AARP Hearing Center
En espanol | 'Tis the season for coughs, congestion and itchy, red eyes.
Any other year, these ailments would be chalked up to yet another cold and flu season. But this fall and winter, plenty of people will be wondering: Is it the coronavirus?
While there is a lot of overlap between the symptoms of COVID-19 and the more common seasonal maladies of colds and the flu — a sore throat, runny nose and cough are markers of all three, for example — a red, watery eye, on its own, likely means you're in the clear when it comes to COVID-19, says Alfred Sommer, M.D., professor of epidemiology, international health and ophthalmology at the Johns Hopkins Bloomberg School of Public Health.
Conjunctivitis — an eye infection that's more commonly known as pink eye — can be caused by a number of things, according to the Centers for Disease Control and Prevention (CDC), including bacteria, allergens and different viruses. However, “there is very little evidence that people develop pink eye from COVID-19,” the illness caused by the new coronavirus, Sommer says.
A few studies have drawn a link between conjunctivitis and the coronavirus. A report published in March in JAMA Ophthalmology found that nearly one-third of a small sample of patients with COVID-19 in Hubei province, China, had “ocular manifestations” consistent with pink eye. Most who experienced these eye symptoms had severe cases of COVID-19 (and often had pneumonia); only one patient presented with conjunctivitis as the first symptom.
Another study, also conducted in China and published in JAMA Ophthalmology in August, found that while the most common symptoms among 216 children hospitalized with COVID-19 were fever and cough, about 23 percent had symptoms matching pink eye, including conjunctival discharge, eye rubbing and conjunctival congestion. (The conjunctiva is the clear membrane that covers the white part of the eye.)
Still, Sommer says pink eye is an “unusual presentation” of a coronavirus infection. A meta-analysis of available research in the Journal of Medical Virology comes to a similar conclusion: It found the overall rate of conjunctivitis in COVID-19 patients was 1.1 percent. In patients with severe COVID-19, the incidence was slightly higher, at 3 percent.

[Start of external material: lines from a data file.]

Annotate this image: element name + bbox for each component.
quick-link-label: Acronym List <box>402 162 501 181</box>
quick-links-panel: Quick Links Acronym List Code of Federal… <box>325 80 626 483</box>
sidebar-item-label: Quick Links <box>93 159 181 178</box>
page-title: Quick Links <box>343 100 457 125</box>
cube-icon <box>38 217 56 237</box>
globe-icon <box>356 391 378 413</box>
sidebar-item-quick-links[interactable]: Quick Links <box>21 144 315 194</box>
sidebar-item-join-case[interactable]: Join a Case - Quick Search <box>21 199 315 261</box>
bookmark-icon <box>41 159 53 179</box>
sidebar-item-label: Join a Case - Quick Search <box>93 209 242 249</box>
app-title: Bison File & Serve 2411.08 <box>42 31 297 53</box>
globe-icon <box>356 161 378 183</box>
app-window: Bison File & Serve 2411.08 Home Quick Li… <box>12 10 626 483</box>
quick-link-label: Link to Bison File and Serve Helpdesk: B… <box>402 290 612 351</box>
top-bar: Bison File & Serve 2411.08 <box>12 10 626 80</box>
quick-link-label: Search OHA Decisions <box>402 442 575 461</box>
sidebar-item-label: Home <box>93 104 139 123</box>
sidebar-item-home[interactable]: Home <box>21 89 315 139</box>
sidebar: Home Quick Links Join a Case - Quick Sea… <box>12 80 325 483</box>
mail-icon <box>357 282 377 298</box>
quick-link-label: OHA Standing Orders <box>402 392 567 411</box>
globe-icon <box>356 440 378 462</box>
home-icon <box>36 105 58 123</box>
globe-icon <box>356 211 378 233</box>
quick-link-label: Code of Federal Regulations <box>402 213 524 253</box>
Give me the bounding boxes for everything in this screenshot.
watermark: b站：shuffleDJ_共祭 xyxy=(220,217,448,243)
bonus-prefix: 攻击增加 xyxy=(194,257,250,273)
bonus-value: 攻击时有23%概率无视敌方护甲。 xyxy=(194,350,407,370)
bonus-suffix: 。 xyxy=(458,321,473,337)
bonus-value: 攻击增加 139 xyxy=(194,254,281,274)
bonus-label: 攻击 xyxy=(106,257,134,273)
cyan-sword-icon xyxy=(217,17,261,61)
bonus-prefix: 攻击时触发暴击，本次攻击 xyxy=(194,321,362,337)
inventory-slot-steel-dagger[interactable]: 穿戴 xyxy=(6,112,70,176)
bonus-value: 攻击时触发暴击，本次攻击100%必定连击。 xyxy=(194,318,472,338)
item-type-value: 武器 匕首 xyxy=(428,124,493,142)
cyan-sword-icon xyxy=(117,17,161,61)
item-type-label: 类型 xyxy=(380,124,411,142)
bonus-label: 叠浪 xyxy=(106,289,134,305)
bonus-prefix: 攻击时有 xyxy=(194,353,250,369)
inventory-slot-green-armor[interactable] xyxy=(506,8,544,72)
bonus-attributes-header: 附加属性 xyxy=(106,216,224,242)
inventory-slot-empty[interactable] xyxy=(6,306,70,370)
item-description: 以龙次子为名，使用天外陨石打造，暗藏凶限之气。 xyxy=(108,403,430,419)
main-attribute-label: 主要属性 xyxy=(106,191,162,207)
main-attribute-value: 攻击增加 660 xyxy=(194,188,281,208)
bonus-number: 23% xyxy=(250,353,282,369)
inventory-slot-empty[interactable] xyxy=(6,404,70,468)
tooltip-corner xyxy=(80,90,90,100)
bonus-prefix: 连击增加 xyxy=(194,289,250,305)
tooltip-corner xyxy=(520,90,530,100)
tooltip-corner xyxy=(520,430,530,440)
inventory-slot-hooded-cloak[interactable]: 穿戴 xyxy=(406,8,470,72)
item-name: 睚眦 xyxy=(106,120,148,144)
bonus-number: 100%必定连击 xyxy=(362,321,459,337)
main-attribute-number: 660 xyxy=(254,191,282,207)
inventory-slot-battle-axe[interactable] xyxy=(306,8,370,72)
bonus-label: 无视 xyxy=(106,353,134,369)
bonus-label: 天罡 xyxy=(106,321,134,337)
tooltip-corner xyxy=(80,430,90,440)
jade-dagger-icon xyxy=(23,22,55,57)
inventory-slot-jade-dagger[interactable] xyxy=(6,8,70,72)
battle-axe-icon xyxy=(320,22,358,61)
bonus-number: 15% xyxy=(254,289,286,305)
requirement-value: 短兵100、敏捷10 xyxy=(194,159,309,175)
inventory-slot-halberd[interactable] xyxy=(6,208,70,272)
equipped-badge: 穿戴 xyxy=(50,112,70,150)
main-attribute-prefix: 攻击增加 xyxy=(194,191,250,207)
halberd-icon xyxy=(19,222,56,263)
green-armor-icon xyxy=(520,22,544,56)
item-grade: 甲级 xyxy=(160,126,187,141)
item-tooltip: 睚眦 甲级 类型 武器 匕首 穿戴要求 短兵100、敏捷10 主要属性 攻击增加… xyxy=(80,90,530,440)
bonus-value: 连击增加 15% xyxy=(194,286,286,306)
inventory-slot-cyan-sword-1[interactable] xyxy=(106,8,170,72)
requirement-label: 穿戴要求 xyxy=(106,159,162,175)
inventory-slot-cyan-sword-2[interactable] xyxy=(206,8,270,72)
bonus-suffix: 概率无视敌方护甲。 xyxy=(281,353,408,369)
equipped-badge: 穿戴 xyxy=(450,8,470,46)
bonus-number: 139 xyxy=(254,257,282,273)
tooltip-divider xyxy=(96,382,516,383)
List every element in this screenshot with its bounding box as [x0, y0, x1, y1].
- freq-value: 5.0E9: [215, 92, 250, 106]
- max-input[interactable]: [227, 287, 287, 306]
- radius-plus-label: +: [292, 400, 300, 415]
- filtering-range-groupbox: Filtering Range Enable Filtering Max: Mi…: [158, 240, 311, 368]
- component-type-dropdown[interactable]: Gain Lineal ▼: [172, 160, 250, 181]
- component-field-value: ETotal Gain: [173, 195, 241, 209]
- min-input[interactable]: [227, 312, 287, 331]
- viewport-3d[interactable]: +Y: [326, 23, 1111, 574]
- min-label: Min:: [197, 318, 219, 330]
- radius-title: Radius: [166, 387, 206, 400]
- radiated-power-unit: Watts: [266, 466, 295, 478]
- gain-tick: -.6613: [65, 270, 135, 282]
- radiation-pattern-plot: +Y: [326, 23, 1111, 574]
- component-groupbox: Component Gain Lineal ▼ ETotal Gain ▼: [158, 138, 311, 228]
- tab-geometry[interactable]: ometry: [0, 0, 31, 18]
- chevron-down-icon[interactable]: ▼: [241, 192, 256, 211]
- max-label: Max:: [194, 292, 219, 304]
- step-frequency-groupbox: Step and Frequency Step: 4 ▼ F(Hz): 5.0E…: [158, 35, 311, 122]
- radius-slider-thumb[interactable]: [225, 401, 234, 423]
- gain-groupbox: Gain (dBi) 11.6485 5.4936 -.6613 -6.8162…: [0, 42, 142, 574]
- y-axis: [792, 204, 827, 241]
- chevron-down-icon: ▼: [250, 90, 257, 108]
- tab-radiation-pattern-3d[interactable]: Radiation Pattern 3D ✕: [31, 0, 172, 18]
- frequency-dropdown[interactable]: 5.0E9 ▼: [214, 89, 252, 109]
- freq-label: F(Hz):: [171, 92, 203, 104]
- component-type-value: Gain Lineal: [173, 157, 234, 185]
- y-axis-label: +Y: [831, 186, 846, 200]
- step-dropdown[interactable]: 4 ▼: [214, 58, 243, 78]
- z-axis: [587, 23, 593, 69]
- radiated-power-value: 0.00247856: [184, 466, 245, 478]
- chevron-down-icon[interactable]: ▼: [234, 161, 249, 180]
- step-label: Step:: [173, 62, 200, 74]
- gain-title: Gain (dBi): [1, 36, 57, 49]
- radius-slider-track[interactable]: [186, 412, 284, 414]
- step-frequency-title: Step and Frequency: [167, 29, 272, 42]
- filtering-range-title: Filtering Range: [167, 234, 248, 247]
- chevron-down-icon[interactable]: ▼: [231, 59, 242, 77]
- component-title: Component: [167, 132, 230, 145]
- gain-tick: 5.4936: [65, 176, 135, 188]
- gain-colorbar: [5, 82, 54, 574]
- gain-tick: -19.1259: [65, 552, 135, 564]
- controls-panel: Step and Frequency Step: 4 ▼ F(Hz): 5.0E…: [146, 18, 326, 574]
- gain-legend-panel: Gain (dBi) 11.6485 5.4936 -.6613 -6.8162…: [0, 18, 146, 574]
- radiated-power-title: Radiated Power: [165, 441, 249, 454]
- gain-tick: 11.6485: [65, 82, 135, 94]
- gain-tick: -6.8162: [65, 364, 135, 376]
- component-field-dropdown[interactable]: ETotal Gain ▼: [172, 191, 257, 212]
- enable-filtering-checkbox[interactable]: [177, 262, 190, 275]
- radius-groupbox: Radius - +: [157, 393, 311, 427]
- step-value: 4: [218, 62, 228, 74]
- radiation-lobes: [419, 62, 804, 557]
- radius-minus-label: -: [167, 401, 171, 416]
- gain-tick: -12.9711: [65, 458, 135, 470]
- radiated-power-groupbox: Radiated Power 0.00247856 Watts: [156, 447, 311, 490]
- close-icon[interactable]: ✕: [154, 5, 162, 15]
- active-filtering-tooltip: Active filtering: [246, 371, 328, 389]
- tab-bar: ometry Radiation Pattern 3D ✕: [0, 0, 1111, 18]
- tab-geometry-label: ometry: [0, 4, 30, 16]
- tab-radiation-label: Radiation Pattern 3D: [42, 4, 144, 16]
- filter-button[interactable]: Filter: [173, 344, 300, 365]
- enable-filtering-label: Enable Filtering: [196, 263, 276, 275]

Know the Signs of Pink Eye
Symptoms of conjunctivitis can include the following:
• Pink or red color in the white of the eye(s)
• Swelling of the thin membrane that lines the white part of the eye and the inside of the eyelid
• Increased tear production
• An urge to rub the eye(s)
• Eye itching, irritation and/or burning
• Discharge from the eye (a watery discharge signals a viral infection; a pus-like discharge points to bacterial conjunctivitis)
• Crusting of eyelids or lashes, especially in the morning
• Discomfort from contact lenses
Source: CDC
"People who get COVID and become sick with COVID are much more likely to get all the other symptoms that you hear about, read about all the time — the coughing, loss of smell, the loss of ability to taste, and so forth,” Sommer says.